Open data bridging hard-to-reach gap
Open data is an internet thing. It’s all about building more and better apps to deliver digital public services. So what use is open data for people who aren’t online?
More than you might think. Eight million people in the UK have never been online and there are many more irregular users don’t have a computer or internet connection at home. Some people use the internet by proxy, relying on friends, family and professionals to provide printouts of useful information and even to make online transactions like shopping and banking on their behalf.
Open data makes it possible for anyone with the right resources to build apps to deliver public services and information. This makes great diversity possible. Developers can target niche user groups rather than the mainstream. So how about trying to reach people where they are as well as encouraging and enabling people to get online?
Printed paper is accessible to many people that aren’t able to get online and there are countless opportunities to beyond just printing standard web pages.
The Newspaper Club’s Postcode Paper prototype collated facts and figures and useful information about local services into a publication customised for a specific postcode. This could be useful for new residents moving into an area. Rather than going online and collating information from various sources, they’d receive an up-to-date paper with everything they need to know.

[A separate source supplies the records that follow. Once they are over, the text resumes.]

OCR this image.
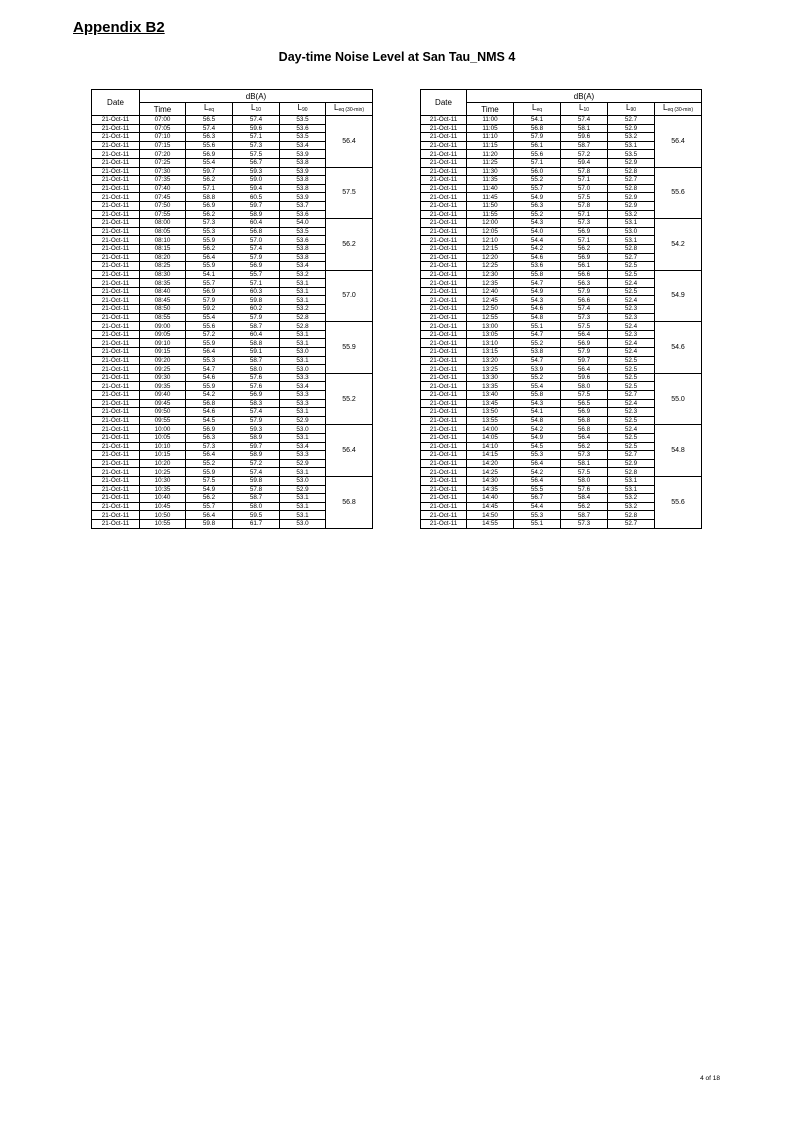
Appendix B2
Day-time Noise Level at San Tau_NMS 4
Date	dB(A)				
	Time	$L_{eq}$	$L_{10}$	$L_{90}$	$L_{eq (30-min)}$
21-Oct-11	07:00	56.5	57.4	53.5	56.4
21-Oct-11	07:05	57.4	59.6	53.6	
21-Oct-11	07:10	56.3	57.1	53.5	
21-Oct-11	07:15	55.6	57.3	53.4	
21-Oct-11	07:20	56.9	57.5	53.9	
21-Oct-11	07:25	55.4	56.7	53.8	
21-Oct-11	07:30	59.7	59.3	53.9	57.5
21-Oct-11	07:35	56.2	59.0	53.8	
21-Oct-11	07:40	57.1	59.4	53.8	
21-Oct-11	07:45	58.8	60.5	53.9	
21-Oct-11	07:50	56.9	59.7	53.7	
21-Oct-11	07:55	56.2	58.9	53.6	
21-Oct-11	08:00	57.3	60.4	54.0	56.2
21-Oct-11	08:05	55.3	56.8	53.5	
21-Oct-11	08:10	55.9	57.0	53.6	
21-Oct-11	08:15	56.2	57.4	53.8	
21-Oct-11	08:20	56.4	57.9	53.8	
21-Oct-11	08:25	55.9	56.9	53.4	
21-Oct-11	08:30	54.1	55.7	53.2	57.0
21-Oct-11	08:35	55.7	57.1	53.1	
21-Oct-11	08:40	56.9	60.3	53.1	
21-Oct-11	08:45	57.9	59.8	53.1	
21-Oct-11	08:50	59.2	60.2	53.2	
21-Oct-11	08:55	55.4	57.9	52.8	
21-Oct-11	09:00	55.6	58.7	52.8	55.9
21-Oct-11	09:05	57.2	60.4	53.1	
21-Oct-11	09:10	55.9	58.8	53.1	
21-Oct-11	09:15	56.4	59.1	53.0	
21-Oct-11	09:20	55.3	58.7	53.1	
21-Oct-11	09:25	54.7	58.0	53.0	
21-Oct-11	09:30	54.6	57.6	53.3	55.2
21-Oct-11	09:35	55.9	57.6	53.4	
21-Oct-11	09:40	54.2	56.9	53.3	
21-Oct-11	09:45	56.8	58.3	53.3	
21-Oct-11	09:50	54.6	57.4	53.1	
21-Oct-11	09:55	54.5	57.9	52.9	
21-Oct-11	10:00	56.9	59.3	53.0	56.4
21-Oct-11	10:05	56.3	58.9	53.1	
21-Oct-11	10:10	57.3	59.7	53.4	
21-Oct-11	10:15	56.4	58.9	53.3	
21-Oct-11	10:20	55.2	57.2	52.9	
21-Oct-11	10:25	55.9	57.4	53.1	
21-Oct-11	10:30	57.5	59.8	53.0	56.8
21-Oct-11	10:35	54.9	57.8	52.9	
21-Oct-11	10:40	56.2	58.7	53.1	
21-Oct-11	10:45	55.7	58.0	53.1	
21-Oct-11	10:50	56.4	59.5	53.1	
21-Oct-11	10:55	59.8	61.7	53.0	
Date	dB(A)				
	Time	$L_{eq}$	$L_{10}$	$L_{90}$	$L_{eq (30-min)}$
21-Oct-11	11:00	54.1	57.4	52.7	56.4
21-Oct-11	11:05	56.8	58.1	52.9	
21-Oct-11	11:10	57.9	59.6	53.2	
21-Oct-11	11:15	56.1	58.7	53.1	
21-Oct-11	11:20	55.6	57.2	53.5	
21-Oct-11	11:25	57.1	59.4	52.9	
21-Oct-11	11:30	56.0	57.8	52.8	55.6
21-Oct-11	11:35	55.2	57.1	52.7	
21-Oct-11	11:40	55.7	57.0	52.8	
21-Oct-11	11:45	54.9	57.5	52.9	
21-Oct-11	11:50	56.3	57.8	52.9	
21-Oct-11	11:55	55.2	57.1	53.2	
21-Oct-11	12:00	54.3	57.3	53.1	54.2
21-Oct-11	12:05	54.0	56.9	53.0	
21-Oct-11	12:10	54.4	57.1	53.1	
21-Oct-11	12:15	54.2	56.2	52.8	
21-Oct-11	12:20	54.6	56.9	52.7	
21-Oct-11	12:25	53.6	56.1	52.5	
21-Oct-11	12:30	55.8	56.6	52.5	54.9
21-Oct-11	12:35	54.7	56.3	52.4	
21-Oct-11	12:40	54.9	57.9	52.5	
21-Oct-11	12:45	54.3	56.6	52.4	
21-Oct-11	12:50	54.6	57.4	52.3	
21-Oct-11	12:55	54.8	57.3	52.3	
21-Oct-11	13:00	55.1	57.5	52.4	54.6
21-Oct-11	13:05	54.7	56.4	52.3	
21-Oct-11	13:10	55.2	56.9	52.4	
21-Oct-11	13:15	53.8	57.9	52.4	
21-Oct-11	13:20	54.7	59.7	52.5	
21-Oct-11	13:25	53.9	56.4	52.5	
21-Oct-11	13:30	55.2	59.6	52.5	55.0
21-Oct-11	13:35	55.4	58.0	52.5	
21-Oct-11	13:40	55.8	57.5	52.7	
21-Oct-11	13:45	54.3	56.5	52.4	
21-Oct-11	13:50	54.1	56.9	52.3	
21-Oct-11	13:55	54.8	56.8	52.5	
21-Oct-11	14:00	54.2	56.8	52.4	54.8
21-Oct-11	14:05	54.9	56.4	52.5	
21-Oct-11	14:10	54.5	56.2	52.5	
21-Oct-11	14:15	55.3	57.3	52.7	
21-Oct-11	14:20	56.4	58.1	52.9	
21-Oct-11	14:25	54.2	57.5	52.8	
21-Oct-11	14:30	56.4	58.0	53.1	55.6
21-Oct-11	14:35	55.5	57.6	53.1	
21-Oct-11	14:40	56.7	58.4	53.2	
21-Oct-11	14:45	54.4	56.2	53.2	
21-Oct-11	14:50	55.3	58.7	52.8	
21-Oct-11	14:55	55.1	57.3	52.7	
4 of 18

It could all be generated automatically by software using open data sources.
Digital public noticeboards are accessible to many people and can be updated in real time from live data. As with the Postcode Paper, these work best when the information is targeted at the specific area where the board is sited. Printed paper can be used on standard noticeboards too. I built a prototype with local council news, jobs, consultations and planning applications for my neighbourhood.
Think about how you can use open data to increase social inclusion. What kind of information might people that can’t get online need and how might they want to access it? Westminster City Council, Go ON UK and the Government Digital Service are running a hack day 16th June to build apps for homeless people. That isn’t a typical audience for a website but they’ll be showing how open data and good design can reach even some of the most excluded people in society. With open data and keen local developers you could do that for your council too.